JOHANNESBURG, SA – You are more beautiful than you think, you are loved more than you know and wiser than you can imagine. More precious than gold, wonderfully made and there is no other human being on this planet like you. He knows you by name! It took a lot more than necessary for me to grasp the true meaning of the above truths. My name is Christelle Malewu Sternbaum and I was abused in several ways.
Falling in love blindly
I met my child’s father through a friend of mine. Very quickly this guy wanted my Mix’it and BBM name (yes those were still around MDR). We exchanged contacts and a few went out a few weeks after. Before meeting him, I asked my friend (the one who connected us) what type of a person this guy was. He warned me to be careful of him, that he was a loner and might end up isolating me from everyone. But, I thought my friend was being jealous and didn’t heed his advice.
It all started with him wanting to know where I was, what I was doing and with who. My naïve self did not know the difference between an attentive man and a controlling guy. I thought: “WOW! There is actually someone who cares enough to want to know what is happening to me.”
I quickly found out that was not the case, because we could not even go to the mall without arguing just because another guy looked at me. He would constantly accuse me of cheating on him with my male friends. Hence I ended up distancing myself from them. He even made me delete my social media accounts and ended up really isolating me from everyone.
Abused in all forms
It so happened one good Sunday afternoon in 2010 I went out for a smoke (don’t smoke anymore). I was refused to get in the house (for 2 hours I stood outside and could hear how my mother was telling my brothers not to open for me). We were chatting on the phone and I told him what was happening. He proposed that I speak with his parents so that I can stay with them until I sort things out with my mom. At this point we were in a relationship for 6 months and our families knew each other. Given that I had no other place to go, I accepted and his family let me stay with them.
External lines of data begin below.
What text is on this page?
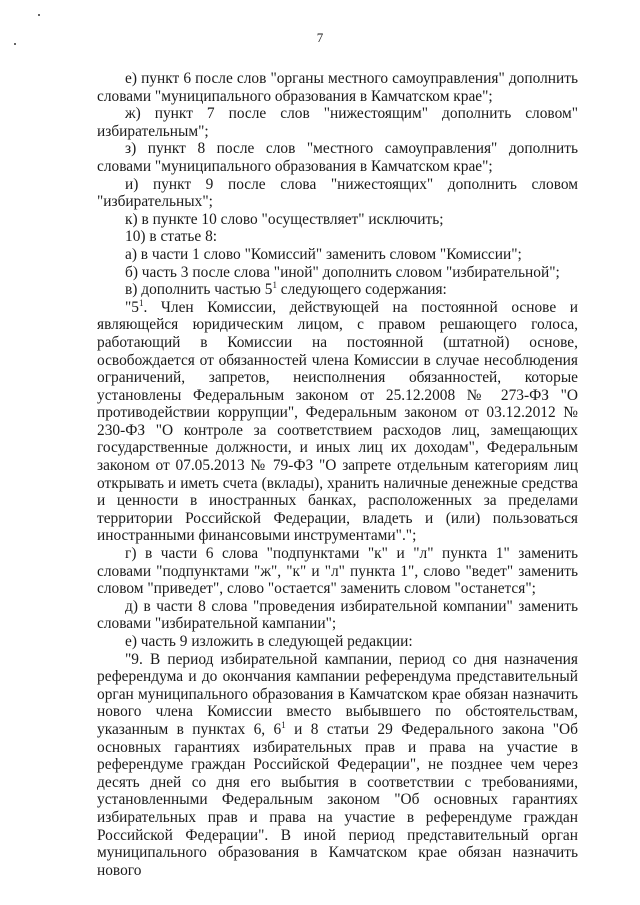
7

е) пункт 6 после слов "органы местного самоуправления" дополнить словами "муниципального образования в Камчатском крае";

ж) пункт 7 после слов "нижестоящим" дополнить словом" избирательным";

з) пункт 8 после слов "местного самоуправления" дополнить словами "муниципального образования в Камчатском крае";

и) пункт 9 после слова "нижестоящих" дополнить словом "избирательных";

к) в пункте 10 слово "осуществляет" исключить;

10) в статье 8:

а) в части 1 слово "Комиссий" заменить словом "Комиссии";

б) часть 3 после слова "иной" дополнить словом "избирательной";

в) дополнить частью $5^1$ следующего содержания:

"$5^1$. Член Комиссии, действующей на постоянной основе и являющейся юридическим лицом, с правом решающего голоса, работающий в Комиссии на постоянной (штатной) основе, освобождается от обязанностей члена Комиссии в случае несоблюдения ограничений, запретов, неисполнения обязанностей, которые установлены Федеральным законом от 25.12.2008 № 273-ФЗ "О противодействии коррупции", Федеральным законом от 03.12.2012 № 230-ФЗ "О контроле за соответствием расходов лиц, замещающих государственные должности, и иных лиц их доходам", Федеральным законом от 07.05.2013 № 79-ФЗ "О запрете отдельным категориям лиц открывать и иметь счета (вклады), хранить наличные денежные средства и ценности в иностранных банках, расположенных за пределами территории Российской Федерации, владеть и (или) пользоваться иностранными финансовыми инструментами".";

г) в части 6 слова "подпунктами "к" и "л" пункта 1" заменить словами "подпунктами "ж", "к" и "л" пункта 1", слово "ведет" заменить словом "приведет", слово "остается" заменить словом "останется";

д) в части 8 слова "проведения избирательной компании" заменить словами "избирательной кампании";

е) часть 9 изложить в следующей редакции:

"9. В период избирательной кампании, период со дня назначения референдума и до окончания кампании референдума представительный орган муниципального образования в Камчатском крае обязан назначить нового члена Комиссии вместо выбывшего по обстоятельствам, указанным в пунктах 6, $6^1$ и 8 статьи 29 Федерального закона "Об основных гарантиях избирательных прав и права на участие в референдуме граждан Российской Федерации", не позднее чем через десять дней со дня его выбытия в соответствии с требованиями, установленными Федеральным законом "Об основных гарантиях избирательных прав и права на участие в референдуме граждан Российской Федерации". В иной период представительный орган муниципального образования в Камчатском крае обязан назначить нового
This is when the physical abuse started, he would hit me in certain parts of the body where it was not visible. I did not have the habit of wearing revealing clothes anyway so nobody could see. And every time I threatened to go to the police he would say, “They won’t believe you! What proof do you have? I will just deny.”
After 2 months of this I actually left because I just could not take it, that’s when I found out that I was pregnant. As I was horrified of the idea of abortion, I decided to give him another chance for my child’s sake. I did not want my child to grow up without their father like I did. And, I was hoping he would change now that he was getting ready to be a father. Again, I was wrong.
When I was about 6 months pregnant he took me away from everyone and went to rent a place in a farm plot. There were no public transport in that area, so I could not go anywhere! This is when the sexual abuse started too. I clearly remember the one time he hit my tummy so bad I thought I was going to lose my child because of how much it hurt. The emotional and verbal abuse got worst.
He forced himself on me in every imaginable way and would say, “ I have to do this because the child needs to feel my presence for bonding.”
Surviving for my baby
When I was about 8 months pregnant he would leave me on weekends to go party with his cousins. He was also doing drugs (cocaine to be specific). I know this because I caught them more than once sniffing. He would beat me if I dared say anything, would take me by my ponytail and bang my head on the wall.
At this point he had taken my phone away, so I had no means of communication with the outside world. When my daughter was born we went to stay with his parents and it got even worst.
I gave up fighting him off me when he wanted to satisfy himself. He would say, “ You should actually be grateful that I’m still turned on by you! You are so fat and ugly! Which man would desire such a useless ugly K B?” or “You are busy crying but your body is saying something else” or “You will never do better than me!”
When I would tell his parents that their son was being abusive and that I was contemplating leaving; they would threaten to take my child away. They said they’d call child service on me if I dared do such a thing. I even contemplated suicide, but talked myself out of it for my child’s sake.
He couldn’t break me
When I had finally decided to actually leave they took everything away from us, we had to start from scratch. The police said, “We cannot file a report because those are things they gave you and you were living in the same house at the time.” The court granted him visitation rights every second weekend and holidays (yes they took me to court countless times for custody).
I went through trauma counseling and relationship coaching for 2 years after that so that I could reintegrate in society. Because, I could not even trust myself around other people. I questioned everyone’s motives for approaching me. Including my own motives for allowing people around me.
It took a lot of time in those counseling rooms and in prayer. But, today he could be in front of me and I feel absolutely nothing! No hate/resentment/anger. Instead I have reached a point whereby I have prayed for his salvation. I learned to look at the souls that would be won for Heaven because of the testimony.
Today I’m a qualified ancillary nurse, office administrator and will soon graduate from fashion school as a fashion designer. I’m working as an administrative manager and building my own company on the side (of which is registered). Working with various charity organizations, also in process of building orphanages across Africa with my friends from overseas. That to me does not sound at all like a useless person!
And I have repeatedly asked myself this question : Is holding on to the hurt worth my eternity? And the answer has been NO!